A estudante destaca o interesse pelo bordado e diz que já consegue reconhecer mudanças na sua formação acadêmica e de vida: “Eu acho que hoje tenho um olhar mais amplo, principalmente em relação às pessoas que a gente vem conhecendo, sobre as culturas, sobre o motivo de elas estarem aqui e também sobre as diferentes formas da psicologia atual. Eu acho que isso é uma das coisas que mais me chamam a atenção; é o que me dá muito brilho nos olhos”. Para ela, o papel da extensão universitária é olhar para fora, além dos muros da universidade. Gabriela destaca que o projeto está sendo “muito divertido”.

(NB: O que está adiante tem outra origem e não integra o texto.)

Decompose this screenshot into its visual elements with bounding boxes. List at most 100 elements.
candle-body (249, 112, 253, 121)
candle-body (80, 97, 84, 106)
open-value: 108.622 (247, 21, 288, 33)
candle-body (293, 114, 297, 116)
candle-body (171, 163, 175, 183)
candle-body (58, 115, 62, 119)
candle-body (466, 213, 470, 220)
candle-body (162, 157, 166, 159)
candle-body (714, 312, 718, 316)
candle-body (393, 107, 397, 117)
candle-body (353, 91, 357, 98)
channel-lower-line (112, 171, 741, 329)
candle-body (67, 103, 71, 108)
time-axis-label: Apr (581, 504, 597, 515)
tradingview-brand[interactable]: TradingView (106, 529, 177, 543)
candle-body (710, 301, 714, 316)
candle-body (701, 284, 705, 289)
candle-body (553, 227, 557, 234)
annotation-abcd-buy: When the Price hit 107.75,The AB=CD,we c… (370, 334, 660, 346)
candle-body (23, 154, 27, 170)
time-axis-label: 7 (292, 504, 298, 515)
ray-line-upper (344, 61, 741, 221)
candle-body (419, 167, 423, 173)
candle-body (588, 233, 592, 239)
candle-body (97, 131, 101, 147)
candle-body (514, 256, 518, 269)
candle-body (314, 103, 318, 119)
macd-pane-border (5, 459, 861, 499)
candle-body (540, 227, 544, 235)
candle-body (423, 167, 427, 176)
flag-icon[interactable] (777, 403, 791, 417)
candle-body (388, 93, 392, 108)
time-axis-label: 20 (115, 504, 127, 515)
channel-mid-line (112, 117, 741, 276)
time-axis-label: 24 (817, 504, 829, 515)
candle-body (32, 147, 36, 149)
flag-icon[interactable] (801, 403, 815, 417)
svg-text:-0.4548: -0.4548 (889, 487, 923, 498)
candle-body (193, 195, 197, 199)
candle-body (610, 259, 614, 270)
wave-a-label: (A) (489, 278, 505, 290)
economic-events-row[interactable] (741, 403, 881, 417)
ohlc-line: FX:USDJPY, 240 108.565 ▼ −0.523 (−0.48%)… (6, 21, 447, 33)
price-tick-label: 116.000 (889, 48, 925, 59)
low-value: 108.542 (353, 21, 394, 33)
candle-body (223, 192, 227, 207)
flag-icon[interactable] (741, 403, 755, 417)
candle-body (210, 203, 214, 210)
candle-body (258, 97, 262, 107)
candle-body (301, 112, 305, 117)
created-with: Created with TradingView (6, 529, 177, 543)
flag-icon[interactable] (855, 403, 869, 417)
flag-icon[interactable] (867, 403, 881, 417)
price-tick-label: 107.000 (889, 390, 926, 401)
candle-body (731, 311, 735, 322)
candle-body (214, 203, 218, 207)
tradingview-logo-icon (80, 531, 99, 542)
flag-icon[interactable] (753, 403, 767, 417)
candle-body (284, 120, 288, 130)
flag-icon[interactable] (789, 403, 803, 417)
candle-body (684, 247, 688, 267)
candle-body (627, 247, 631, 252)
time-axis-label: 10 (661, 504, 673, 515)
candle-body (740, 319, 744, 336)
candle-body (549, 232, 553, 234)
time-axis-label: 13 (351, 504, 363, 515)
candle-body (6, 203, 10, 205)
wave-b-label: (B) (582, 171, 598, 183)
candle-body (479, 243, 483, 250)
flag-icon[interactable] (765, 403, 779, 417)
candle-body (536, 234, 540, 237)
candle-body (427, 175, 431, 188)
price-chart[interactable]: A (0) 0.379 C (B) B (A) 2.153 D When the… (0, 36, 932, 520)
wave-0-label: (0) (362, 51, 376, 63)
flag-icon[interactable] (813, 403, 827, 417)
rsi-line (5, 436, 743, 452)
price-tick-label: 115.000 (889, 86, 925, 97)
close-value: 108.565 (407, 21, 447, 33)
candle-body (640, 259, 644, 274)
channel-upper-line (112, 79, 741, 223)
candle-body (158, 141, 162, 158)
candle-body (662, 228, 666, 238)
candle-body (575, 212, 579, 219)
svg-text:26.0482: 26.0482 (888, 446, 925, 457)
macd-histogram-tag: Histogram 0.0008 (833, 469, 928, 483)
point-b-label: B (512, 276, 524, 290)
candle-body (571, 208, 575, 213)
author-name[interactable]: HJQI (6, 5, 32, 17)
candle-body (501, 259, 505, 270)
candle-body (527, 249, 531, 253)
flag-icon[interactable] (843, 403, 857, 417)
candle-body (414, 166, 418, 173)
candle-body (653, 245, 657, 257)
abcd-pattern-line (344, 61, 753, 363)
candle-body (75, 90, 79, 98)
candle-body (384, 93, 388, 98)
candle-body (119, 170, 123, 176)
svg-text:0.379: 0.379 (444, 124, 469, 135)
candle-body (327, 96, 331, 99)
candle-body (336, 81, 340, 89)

A professora Maria Cristina diz que é uma entusiasta da extensão universitária: “Todos os projetos de extensão que eu conduzo têm sido de alto impacto, tanto nas minhas pesquisas quanto no trabalho de formação dos alunos de graduação. E também na formação e constituição de parceiros, da sociedade e com colegas que não estão atuando diretamente no campo acadêmico”.
A extensão universitária
Ensino, pesquisa e extensão são os três pilares-base das universidades públicas. A extensão é constituída por ações, projetos e programas que visam à integração entre a universidade e a comunidade externa. A ideia é que exista essa integração entre os saberes vindos tanto da universidade quanto da comunidade, estabelecendo uma via de mão dupla, em uma troca sem hierarquização, em que todos tenham a ganhar. As atividades de extensão correspondem a 10% da carga horária obrigatória da graduação na UFRJ.
A gestão das atividades de extensão é responsabilidade da Pró-Reitoria de Extensão (PR-5) da Universidade.